Will RMA act in 2018 to address T-yield discrepancies? Carroll hopes for a reversal, but is highly skeptical of genuine change. Carroll buys crop insurance according to his proven yields, and unless realistic T-yields are implemented for organic production, he sees slim chances of meaningful RMA action: “The T-yields are a fantasy. Cut the T-yields from conventional levels and these boys will stop abusing organic insurance or farm their land right.”

“Drop the T-yields to an organic level,” Pilsner agrees. “Whoever thought up these yield levels is either scheming or ignorant.”

Matagorda County organic acreage hit 16,550 acres in 2016, split between corn, cotton, rice and soybeans, according to the Matagorda County FSA. Carroll, Jenkins, Gurecky and Pilsner are in one accord: Not all organic producers in the area are involved in insurance abuse. “It’s not everybody around here in organic farming,” Carroll says, “but anyone with eyes can see what’s going on.”

RMA and its insurance providers oversee 1.2 million crop insurance policies nationwide. A recent report from Mercaris tallied 4.1 million organic U.S. acres in 2016, a jump of 11% since 2014. California, Montana, Wisconsin, New York, North Dakota, Oregon and Texas round out the top seven states in organic acreage. Alfalfa/hay, wheat, corn and soybeans are the top organic acreage crops.

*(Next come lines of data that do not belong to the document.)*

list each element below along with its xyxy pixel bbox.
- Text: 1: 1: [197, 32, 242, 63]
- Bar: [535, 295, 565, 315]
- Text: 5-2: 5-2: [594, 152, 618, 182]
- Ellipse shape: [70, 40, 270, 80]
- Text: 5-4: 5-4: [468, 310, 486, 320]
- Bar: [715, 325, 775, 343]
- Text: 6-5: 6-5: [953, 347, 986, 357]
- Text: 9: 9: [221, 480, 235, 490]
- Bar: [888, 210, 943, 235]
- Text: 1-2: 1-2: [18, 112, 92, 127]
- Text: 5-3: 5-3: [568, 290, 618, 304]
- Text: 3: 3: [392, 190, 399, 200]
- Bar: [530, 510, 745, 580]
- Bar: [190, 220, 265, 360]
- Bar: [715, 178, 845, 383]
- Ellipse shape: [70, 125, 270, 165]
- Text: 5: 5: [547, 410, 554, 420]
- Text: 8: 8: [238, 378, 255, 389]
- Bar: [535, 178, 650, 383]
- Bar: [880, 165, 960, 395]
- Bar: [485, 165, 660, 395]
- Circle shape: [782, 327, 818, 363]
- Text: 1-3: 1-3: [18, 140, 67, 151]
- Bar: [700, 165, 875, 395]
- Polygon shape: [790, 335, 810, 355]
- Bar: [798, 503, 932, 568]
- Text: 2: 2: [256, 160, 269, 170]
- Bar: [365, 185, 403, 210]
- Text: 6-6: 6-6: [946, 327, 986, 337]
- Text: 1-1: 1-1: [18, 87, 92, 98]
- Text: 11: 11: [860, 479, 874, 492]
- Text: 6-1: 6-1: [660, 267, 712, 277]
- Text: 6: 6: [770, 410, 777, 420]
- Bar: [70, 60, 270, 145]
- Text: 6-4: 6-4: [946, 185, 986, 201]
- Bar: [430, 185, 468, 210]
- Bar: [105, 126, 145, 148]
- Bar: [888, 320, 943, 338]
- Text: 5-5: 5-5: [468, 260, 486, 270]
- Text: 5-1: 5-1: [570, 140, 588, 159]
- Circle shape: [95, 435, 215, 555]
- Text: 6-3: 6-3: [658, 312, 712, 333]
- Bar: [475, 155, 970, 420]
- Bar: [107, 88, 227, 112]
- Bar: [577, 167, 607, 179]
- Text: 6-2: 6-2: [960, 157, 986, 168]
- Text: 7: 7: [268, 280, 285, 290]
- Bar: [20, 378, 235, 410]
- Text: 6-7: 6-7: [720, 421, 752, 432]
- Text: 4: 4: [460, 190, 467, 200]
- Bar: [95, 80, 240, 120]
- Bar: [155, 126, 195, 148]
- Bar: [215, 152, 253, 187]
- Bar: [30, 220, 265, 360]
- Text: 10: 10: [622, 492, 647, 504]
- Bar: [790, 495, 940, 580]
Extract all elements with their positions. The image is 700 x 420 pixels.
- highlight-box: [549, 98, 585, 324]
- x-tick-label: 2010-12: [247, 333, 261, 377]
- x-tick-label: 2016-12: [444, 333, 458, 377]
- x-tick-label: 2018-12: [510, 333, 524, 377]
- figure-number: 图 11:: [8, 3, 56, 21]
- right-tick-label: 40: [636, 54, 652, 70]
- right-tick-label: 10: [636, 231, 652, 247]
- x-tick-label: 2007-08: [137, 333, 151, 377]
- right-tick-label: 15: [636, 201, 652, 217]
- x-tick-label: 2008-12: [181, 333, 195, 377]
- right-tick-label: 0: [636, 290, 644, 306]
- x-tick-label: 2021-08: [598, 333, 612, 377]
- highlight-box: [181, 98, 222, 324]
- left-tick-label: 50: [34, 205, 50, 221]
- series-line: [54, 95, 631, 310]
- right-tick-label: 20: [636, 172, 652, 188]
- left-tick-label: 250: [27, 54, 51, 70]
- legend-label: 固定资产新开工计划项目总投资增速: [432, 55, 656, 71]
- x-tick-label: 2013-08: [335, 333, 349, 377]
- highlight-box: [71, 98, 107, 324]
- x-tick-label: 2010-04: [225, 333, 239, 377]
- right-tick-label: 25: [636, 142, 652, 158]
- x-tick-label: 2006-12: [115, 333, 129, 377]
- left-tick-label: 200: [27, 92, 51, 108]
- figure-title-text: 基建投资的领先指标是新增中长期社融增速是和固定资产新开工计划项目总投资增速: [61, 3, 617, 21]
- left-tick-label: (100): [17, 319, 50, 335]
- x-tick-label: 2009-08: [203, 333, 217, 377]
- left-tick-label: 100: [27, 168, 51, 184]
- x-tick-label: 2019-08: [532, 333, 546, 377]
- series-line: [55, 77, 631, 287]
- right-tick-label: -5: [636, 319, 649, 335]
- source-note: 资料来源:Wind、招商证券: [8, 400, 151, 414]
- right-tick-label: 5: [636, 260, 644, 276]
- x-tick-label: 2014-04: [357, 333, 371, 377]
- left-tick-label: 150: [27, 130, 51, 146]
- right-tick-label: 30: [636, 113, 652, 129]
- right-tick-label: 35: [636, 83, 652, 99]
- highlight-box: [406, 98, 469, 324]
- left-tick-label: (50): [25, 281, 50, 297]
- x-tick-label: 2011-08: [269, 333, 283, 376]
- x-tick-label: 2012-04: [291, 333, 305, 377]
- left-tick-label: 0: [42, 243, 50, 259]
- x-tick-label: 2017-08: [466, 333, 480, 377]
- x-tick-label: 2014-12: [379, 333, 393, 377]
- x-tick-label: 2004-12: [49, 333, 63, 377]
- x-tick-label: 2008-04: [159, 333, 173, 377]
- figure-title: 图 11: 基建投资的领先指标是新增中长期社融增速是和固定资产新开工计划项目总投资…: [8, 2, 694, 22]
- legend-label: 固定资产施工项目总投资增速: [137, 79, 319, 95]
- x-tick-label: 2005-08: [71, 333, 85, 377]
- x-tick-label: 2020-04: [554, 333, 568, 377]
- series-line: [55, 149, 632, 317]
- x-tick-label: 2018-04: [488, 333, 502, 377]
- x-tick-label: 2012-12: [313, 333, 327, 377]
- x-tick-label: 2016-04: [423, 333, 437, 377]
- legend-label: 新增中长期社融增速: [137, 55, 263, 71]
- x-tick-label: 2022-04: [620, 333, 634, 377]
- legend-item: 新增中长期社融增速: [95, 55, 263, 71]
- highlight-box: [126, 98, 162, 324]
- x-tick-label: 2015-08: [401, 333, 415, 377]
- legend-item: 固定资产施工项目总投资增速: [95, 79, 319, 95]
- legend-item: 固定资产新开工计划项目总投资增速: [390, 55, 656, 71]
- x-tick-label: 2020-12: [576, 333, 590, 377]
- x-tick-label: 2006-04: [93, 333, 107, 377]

“Farmers across this country should take note and be upset because this abuse factors into their overall insurance costs,” Pilsner states. “Legitimate growers are burned up over this because they see guys getting paid for doing nothing while RMA oversees the whole deal.”

Gurecky believes a lesson of incentivized crop abandonment is being observed by young farmers. “What does this type of abuse teach our children? You can make more money taking advantage of the system. It’s emblematic of our country wanting to get something for nothing,” he says.

Carroll takes an equally dim view of organic crop insurance abuse, and points toward the culpability of farmers and feds.

“I don’t tolerate a farmer who plans a disaster,” he adds. “RMA let this deal get way out of hand. If the American taxpayer really knew what was going on, there would be hell to pay.”